Notably, there are no differences in tumor size of F9 teratocarcinomas between cryab^−/− and wild-type mice (19). This may be due to the rapid growth rate of this model and opposing effects of αB-crystallin deficiency on tumor angiogenesis and myeloid expansion, which can be expected to decrease, respectively increase, tumor growth. The fact that F9 tumor growth was equal enabled us to study systemic induction of CD11b⁺ Gr-1⁺ cells without considering differences in tumor burden. Nevertheless, the clear increase in expansion of CD11b⁺ Gr-1⁺ IMCs described here suggests that this effect must be considered when evaluating αB-crystallin as a therapeutic target.

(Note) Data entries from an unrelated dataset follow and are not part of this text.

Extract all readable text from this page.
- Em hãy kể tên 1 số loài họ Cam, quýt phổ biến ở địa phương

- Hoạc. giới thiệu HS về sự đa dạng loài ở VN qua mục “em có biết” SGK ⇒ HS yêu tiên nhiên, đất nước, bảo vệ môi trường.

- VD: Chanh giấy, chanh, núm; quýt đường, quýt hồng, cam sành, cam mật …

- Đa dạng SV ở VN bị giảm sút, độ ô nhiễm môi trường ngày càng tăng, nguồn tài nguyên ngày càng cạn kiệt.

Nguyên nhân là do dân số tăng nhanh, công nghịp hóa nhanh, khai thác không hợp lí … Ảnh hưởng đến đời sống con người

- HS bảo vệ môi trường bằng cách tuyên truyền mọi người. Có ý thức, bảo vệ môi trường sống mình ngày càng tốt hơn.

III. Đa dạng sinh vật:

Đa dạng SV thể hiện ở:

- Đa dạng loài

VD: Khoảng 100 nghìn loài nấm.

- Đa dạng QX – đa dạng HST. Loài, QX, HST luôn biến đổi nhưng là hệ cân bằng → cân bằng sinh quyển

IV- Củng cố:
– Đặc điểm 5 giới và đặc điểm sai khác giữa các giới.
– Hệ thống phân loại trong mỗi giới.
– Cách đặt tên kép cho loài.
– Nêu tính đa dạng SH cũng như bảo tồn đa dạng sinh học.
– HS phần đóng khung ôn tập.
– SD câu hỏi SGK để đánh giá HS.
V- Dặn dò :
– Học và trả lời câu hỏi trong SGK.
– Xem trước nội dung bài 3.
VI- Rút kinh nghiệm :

Systemic expansion of CD11b⁺ Gr-1⁺ IMCs may either be due to differences in the expression of tumor-derived factors regulating myelopoiesis and/or mobilization of cells from the bone marrow or may occur as a consequence of intrinsic differences in the response of myeloid cells to these factors. Interestingly, intratumoral expression of VEGF-A, IL-6, and GM-CSF, known inducers of host myelopoiesis in pathology (5, 6), and of CXCL12, which supports myeloid mobilization and recruitment to the tumor site (6, 43), were similar in tumors in cryab^−/− and wild-type mice. Instead, we found a significant shift in ex vivo differentiation of cryab^−/− bone marrow-derived CD11b⁺ Gr-1⁺ cells in the presence of ATRA, with a decrease in the number of Ly6G⁺ granulocytic cells and concomitant increase in Ly6G⁻Ly6C⁺ monocytic cells. Although ex vivo treatment with ATRA does not fully recapitulate the complex processes in the bone marrow microenvironment in a tumor-bearing host, these data still suggest that αB-crystallin modulates tumor-induced expansion of IMCs through an intrinsic mechanism, which is in line with the prominent expression of αB-crystallin in immature CD11b⁺ Gr-1⁺ cells. Interestingly, Arac et al. (21) recently reported that increased inflammation in stroke lesions could be partly transferred to wild-type mice by transplantation of cryab^−/− bone marrow, which further supports our hypothesis that the anti-inflammatory activity of αB-crystallin is at least partly due to an intrinsic function in hematopoietic cells. Molecularly, αB-crystallin has previously been implicated in cell cycle regulation, more specifically, in the ubiquitination and breakdown of cyclin D1 (12). Also, lens epithelial cells derived from cryab^−/− mice have been reported to be hyperproliferative, to be genomically unstable, and to have an impaired p53 checkpoint (44, 45). However, further investigations are needed to describe the precise molecular mechanism how αB-crystallin modulates expansion and/or differentiation of myeloid cells.

In summary, our data suggest that αB-crystallin limits myeloid expansion during tumor development and in chronic inflammatory conditions in a cell-intrinsic manner, which needs to be considered if αB-crystallin should be used as a therapeutic target. Inhibition of αB-crystallin function might be beneficial for cancer therapy due to reduction in angiogenesis, but adverse effects due to increased myeloid expansion, inflammation, and possibly immune suppression might outweigh these benefits. On the other hand, increased numbers of IMCs might have beneficial effects in some pathological conditions, such as sepsis, type 1 diabetes, or organ transplantation (46–49). Furthermore, IMCs may contribute to tissue repair and revascularization after injury. Interestingly, cryab^−/− mice have been shown to have better heart recovery and performance after myocardial infarction than wild-type mice (50), and it is tempting to speculate that increased IMC expansion contributes to this effect. Thus, further studies are warranted to investigate whether increased IMC expansion by targeting αB-crystallin can be exploited clinically.